I had for more years than I can remember also wanted to write book and lyrics for a musical on the life of that incredible grand horizontal of La Belle Époque, La Belle Otero, but it refused point-blank to be born until the composer Christopher Littlewood came to live on Crete in a village not four kilometres away and this was an opportunity not to be missed; fate I suppose you could call it, and the work was soon finished. But that was eleven years ago and there has been not a nibble since. The book was submitted to the Cameron Mackintosh office together with a demo disc Chris had produced in Athens and, although it received high praise from underlings, Cameron was heard to shout, “No money! There’s no money!” Come off it, Cameron, after Lionel Bart, Andrew Lloyd Webber and that other world-wide phenomenon Les Miz there’s no money? Who are you kidding? I would have thought with the billions that have poured in together with investment from backers, Cameron could afford to be just a little more adventurous but there you are, it is not to be.

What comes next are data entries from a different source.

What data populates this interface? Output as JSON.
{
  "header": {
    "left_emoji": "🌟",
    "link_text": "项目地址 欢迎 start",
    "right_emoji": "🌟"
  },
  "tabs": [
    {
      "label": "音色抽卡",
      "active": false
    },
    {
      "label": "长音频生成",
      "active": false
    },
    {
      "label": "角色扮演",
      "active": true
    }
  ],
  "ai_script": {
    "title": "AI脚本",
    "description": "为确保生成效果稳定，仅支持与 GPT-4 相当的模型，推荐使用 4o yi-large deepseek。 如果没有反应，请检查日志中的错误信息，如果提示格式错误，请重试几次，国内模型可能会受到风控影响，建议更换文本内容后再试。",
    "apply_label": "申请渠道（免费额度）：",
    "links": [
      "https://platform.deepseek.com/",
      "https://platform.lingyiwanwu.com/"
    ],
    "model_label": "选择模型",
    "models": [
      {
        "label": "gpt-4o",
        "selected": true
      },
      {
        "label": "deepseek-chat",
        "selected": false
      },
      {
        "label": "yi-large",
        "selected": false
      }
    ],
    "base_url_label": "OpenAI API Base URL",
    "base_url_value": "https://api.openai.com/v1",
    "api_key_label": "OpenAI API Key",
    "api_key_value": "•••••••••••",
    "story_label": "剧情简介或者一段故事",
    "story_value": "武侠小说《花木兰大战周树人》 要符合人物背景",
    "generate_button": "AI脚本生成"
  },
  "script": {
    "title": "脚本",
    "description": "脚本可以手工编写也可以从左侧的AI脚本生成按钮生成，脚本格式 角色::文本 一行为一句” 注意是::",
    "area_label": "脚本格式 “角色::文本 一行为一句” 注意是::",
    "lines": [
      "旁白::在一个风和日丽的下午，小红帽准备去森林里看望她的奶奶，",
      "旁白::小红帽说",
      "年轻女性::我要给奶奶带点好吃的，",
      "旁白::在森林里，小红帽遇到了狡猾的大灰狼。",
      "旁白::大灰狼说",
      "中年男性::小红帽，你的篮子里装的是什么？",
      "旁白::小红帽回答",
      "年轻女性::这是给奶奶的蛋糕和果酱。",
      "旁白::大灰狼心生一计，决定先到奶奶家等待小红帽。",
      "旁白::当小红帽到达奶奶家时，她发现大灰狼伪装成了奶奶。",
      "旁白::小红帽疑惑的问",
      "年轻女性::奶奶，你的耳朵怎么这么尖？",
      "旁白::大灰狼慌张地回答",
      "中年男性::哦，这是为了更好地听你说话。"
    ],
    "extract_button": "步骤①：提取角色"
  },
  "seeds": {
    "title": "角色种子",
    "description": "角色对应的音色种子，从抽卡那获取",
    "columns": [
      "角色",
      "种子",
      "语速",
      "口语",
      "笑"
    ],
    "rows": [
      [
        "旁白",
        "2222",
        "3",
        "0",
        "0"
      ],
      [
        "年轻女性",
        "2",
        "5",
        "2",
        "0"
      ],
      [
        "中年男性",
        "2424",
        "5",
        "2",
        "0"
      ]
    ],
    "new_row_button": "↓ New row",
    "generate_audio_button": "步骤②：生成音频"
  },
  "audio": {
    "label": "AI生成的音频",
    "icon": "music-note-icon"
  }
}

So to continue with the woes and wails of someone who considers himself to be the most underrated and neglected playwright of the twentieth/twenty first centuries.
October last year I wrote out the synopses of no fewer than eighteen plays (Not the sum total of my work) and did a round robin of UK companies. My efforts elicited two responses; from a small theatre, who couldn’t possibly mount it because the size of the cast would be prohibitive, asking about THE 88, and an e-mail from Clwyd saying it was difficult to judge from a synopsis and would I send them a play. So I sent ROSEMARY since when there has been silence. At least eight plays have been out for months, in a couple of cases years, to people (friends?) with theatrical connections, particularly in the states – result? – silence. In the old days before the home computer sending out printed manuscripts by snail mail and including return postage (not that the scripts were always returned) used to cost a small fortune. Now, with the advent of the internet it no longer costs when attached to an e-mail.
Are my plays really so bad that simply no one is interested in them? I should really be depressed but having just past my eighty-second birthday I’m afraid the time for dreams and ambition and consequently depression is over. I would like just one work to really take off so that I would know I left something financially worth something for the others when I shuffle of this mortal coil.